Foi em 2011, para apostar em um mercado considerado estratégico e para diversificar riscos em um momento de crise na Europa, que a empresa alemã de publicidade on-line Zanox decidiu abrir seu primeiro escritório no Brasil.

Mas foi só em 2012 que Rodrigo Genoveze, que trabalhava para o grupo na Espanha e foi promovido a diretor-geral no Brasil, conseguiu encontrar o imóvel certo para acomodar a nova filial.

A busca era por apenas 200 metros quadrados, mais que o suficiente para a equipe inicial de dez pessoas, mas a procura durou seis meses.

"Queríamos um prédio bem localizado, com transporte público próximo e espaço para crescer.
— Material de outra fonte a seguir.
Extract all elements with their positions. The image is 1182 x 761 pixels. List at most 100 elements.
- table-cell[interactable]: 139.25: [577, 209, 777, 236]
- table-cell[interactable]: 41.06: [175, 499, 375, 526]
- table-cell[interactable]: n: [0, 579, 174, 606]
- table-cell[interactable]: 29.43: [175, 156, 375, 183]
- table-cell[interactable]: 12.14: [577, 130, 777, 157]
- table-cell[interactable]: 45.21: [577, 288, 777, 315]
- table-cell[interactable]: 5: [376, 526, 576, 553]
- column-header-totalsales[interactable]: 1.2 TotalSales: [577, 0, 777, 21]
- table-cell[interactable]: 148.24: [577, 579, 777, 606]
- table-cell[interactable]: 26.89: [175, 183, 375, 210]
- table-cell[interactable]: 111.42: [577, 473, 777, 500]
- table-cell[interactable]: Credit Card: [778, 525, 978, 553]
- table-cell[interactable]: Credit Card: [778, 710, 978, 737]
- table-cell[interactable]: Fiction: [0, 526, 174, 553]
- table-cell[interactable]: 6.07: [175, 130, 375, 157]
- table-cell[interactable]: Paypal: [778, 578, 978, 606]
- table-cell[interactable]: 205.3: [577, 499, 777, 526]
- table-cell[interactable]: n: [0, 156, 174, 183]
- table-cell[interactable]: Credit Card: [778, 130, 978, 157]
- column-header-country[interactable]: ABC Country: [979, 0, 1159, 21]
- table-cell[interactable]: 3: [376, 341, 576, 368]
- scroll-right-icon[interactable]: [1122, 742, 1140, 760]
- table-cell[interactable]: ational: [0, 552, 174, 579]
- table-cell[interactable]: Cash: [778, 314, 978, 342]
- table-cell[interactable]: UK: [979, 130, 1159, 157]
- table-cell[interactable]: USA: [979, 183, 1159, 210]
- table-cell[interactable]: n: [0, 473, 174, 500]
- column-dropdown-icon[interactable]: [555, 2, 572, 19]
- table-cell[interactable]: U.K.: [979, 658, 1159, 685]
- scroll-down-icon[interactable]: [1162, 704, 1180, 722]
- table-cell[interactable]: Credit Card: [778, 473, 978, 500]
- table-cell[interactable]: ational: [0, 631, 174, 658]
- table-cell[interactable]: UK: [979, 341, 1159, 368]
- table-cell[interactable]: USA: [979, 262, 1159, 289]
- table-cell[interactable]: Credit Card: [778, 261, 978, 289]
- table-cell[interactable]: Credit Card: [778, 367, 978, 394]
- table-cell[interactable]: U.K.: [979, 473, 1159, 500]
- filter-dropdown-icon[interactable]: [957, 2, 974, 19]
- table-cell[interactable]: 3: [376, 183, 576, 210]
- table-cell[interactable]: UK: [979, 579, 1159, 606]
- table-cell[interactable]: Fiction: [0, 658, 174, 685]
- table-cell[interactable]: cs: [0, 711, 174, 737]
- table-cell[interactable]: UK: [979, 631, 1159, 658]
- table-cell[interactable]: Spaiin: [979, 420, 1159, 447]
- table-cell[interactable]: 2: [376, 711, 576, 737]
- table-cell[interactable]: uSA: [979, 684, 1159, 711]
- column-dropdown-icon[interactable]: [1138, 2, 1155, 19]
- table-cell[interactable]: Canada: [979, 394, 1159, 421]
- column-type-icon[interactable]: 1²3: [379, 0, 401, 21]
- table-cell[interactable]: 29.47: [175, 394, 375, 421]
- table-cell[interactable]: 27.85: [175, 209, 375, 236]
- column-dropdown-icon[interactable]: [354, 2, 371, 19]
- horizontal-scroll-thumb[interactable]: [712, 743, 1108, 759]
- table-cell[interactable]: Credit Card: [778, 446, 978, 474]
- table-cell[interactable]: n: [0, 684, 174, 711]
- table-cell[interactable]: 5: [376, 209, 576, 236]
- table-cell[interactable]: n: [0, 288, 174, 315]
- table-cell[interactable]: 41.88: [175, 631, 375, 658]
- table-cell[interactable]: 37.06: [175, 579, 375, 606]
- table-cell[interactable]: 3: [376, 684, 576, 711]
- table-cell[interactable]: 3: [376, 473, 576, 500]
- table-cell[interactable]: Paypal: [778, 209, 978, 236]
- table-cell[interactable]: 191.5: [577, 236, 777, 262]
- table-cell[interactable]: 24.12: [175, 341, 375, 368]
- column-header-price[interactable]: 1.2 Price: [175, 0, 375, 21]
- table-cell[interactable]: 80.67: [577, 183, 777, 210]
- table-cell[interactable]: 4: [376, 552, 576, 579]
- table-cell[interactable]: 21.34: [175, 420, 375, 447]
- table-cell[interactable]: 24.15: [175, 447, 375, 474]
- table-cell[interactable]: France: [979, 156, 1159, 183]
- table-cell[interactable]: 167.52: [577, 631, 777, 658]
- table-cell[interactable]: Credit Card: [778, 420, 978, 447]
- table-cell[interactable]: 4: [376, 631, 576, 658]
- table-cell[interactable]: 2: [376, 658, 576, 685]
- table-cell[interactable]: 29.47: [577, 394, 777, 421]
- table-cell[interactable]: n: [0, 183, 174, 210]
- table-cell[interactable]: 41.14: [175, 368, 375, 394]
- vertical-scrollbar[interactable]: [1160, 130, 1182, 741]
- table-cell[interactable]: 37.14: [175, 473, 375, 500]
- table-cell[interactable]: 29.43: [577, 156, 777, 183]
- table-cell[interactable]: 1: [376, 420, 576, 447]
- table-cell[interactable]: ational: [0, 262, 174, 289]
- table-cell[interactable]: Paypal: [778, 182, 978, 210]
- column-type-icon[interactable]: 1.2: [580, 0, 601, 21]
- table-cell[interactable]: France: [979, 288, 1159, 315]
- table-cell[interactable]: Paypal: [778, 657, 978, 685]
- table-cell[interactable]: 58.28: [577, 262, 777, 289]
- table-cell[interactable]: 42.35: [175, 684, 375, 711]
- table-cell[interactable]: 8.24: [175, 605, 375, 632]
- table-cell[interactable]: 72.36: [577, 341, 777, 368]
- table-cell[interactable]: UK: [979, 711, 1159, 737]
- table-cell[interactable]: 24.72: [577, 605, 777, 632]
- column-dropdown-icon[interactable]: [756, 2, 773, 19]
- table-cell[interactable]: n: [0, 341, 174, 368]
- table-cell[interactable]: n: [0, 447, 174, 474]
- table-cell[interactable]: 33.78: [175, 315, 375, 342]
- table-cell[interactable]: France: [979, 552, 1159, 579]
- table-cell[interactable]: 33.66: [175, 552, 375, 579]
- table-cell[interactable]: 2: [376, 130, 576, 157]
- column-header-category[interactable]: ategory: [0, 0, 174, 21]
Enfim encontramos um local perto da av. Paulista, em São Paulo."

A Zanox é somente uma entre as muitas empresas estrangeiras que ajudaram a engordar o recorde de investimentos de fora para instalação e manutenção de escritórios no Brasil neste ano.

Dados do Banco Central mostram que o valor, entre janeiro e maio, foi de US$ 2,866 bilhões, o maior montante em cinco meses desde 1980, quando a série começou.

Para ter uma ideia, em 2002, o valor no mesmo período foi de US$ 808 milhões, um crescimento de 255%.

Antes, quem queria estar presente na América Latina abria escritório no México ou até em Miami. Isso mudou.

"Cada vez mais as empresas de fora consideram que não estar no Brasil é perder mercado. E, quando chegam, querem uma boa localização e costumam gastar mais com projetos, estrutura de tecnologia e mobiliário", diz Adriano Sartori, diretor da consultoria imobiliária CBRE.